ROANOKE TIMES

                         Roanoke Times
                 Copyright (c) 1995, Landmark Communications, Inc.

DATE: SATURDAY, November 25, 1995                   TAG: 9511270042
SECTION: NATL/INTL                    PAGE: A6   EDITION: METRO 
SOURCE: ASSOCIATED PRESS
DATELINE: WASHINGTON                                 LENGTH: Medium


DATA: HIV HITS YOUNG MEN HARD

One of every 92 young American men - those ages 27 to 39 - may be battling the AIDS virus, according to the most precise estimates yet of the epidemic's toll.

The sobering numbers show minorities are especially hard hit, with one of every 33 young black men estimated to be infected in 1993, according to the report in this week's journal Science. The 1993 data is the latest available.

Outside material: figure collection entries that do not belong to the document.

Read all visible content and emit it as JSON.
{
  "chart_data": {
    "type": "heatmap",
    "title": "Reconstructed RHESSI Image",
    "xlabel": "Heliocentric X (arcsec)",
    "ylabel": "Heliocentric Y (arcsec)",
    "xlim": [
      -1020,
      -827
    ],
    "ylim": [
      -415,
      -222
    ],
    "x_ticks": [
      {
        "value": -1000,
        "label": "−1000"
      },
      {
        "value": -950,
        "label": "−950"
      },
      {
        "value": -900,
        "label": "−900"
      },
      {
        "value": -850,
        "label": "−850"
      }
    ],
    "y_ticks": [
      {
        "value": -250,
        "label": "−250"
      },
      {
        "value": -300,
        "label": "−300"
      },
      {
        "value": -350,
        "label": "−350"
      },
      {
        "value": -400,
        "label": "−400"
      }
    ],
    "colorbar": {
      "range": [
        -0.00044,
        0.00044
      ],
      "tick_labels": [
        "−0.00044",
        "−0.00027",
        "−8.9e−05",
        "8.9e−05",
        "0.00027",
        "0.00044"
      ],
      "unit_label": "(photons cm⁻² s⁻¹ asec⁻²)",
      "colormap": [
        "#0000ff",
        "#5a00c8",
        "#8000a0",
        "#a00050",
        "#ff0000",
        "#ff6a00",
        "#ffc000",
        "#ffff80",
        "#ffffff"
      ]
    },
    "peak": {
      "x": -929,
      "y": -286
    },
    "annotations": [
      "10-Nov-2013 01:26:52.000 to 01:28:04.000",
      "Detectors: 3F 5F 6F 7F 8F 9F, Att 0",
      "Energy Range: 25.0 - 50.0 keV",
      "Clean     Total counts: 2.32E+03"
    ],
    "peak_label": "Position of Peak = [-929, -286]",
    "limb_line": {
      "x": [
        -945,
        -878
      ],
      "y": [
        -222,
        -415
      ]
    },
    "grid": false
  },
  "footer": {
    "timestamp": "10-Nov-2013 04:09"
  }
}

If the trend continues, ``the threat of AIDS may become a rite of passage'' for young people, said study author Philip Rosenberg of the National Cancer Institute. ``That's a very disturbing future.''

The government already has warned that AIDS is threatening more and more young adults. In January, the Centers for Disease Control and Prevention announced that AIDS in 1993 became the No. 1 killer of people ages 25 to 44.

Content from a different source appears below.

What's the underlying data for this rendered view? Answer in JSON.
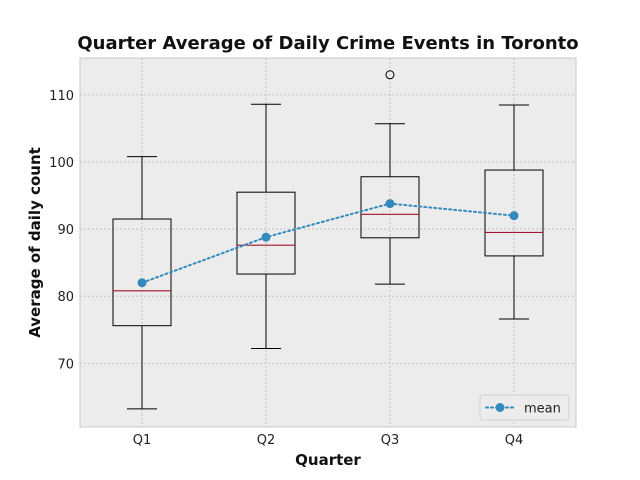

If AIDS was killing that many, how many others were alive with HIV, posing the potential for the disease's continued spread? And because HIV typically causes no symptoms for 10 years, just how young were these people when they caught it?

Rosenberg used CDC data on reported AIDS cases and fatalities. He then used a process called ``backcalculation,'' statistics on AIDS mortality, population data and information on the disease's incubation period to estimate the number of HIV infections as of Jan. 1, 1993.

``It is important to recognize that backcalculated estimates are based on modeling rather than direct data and are very uncertain,'' he acknowledged in explaining his findings.

Nevertheless, Rosenberg's study is the most precise look to date at HIV prevalence among young Americans.

People ages 18 to 25 experienced a rapid rise in HIV infections between 1986 and 1992, during the same time when older Americans' risk of HIV infection leveled off, Rosenberg found.

Those youthful infections meant people ages 27 to 39 were the most likely to be alive with HIV in January 1993, he reported. He calculated that one of every 139 young white men was living with HIV then, as was one in 33 young black men and one in 60 Hispanics.

Women were over four times less likely to be infected.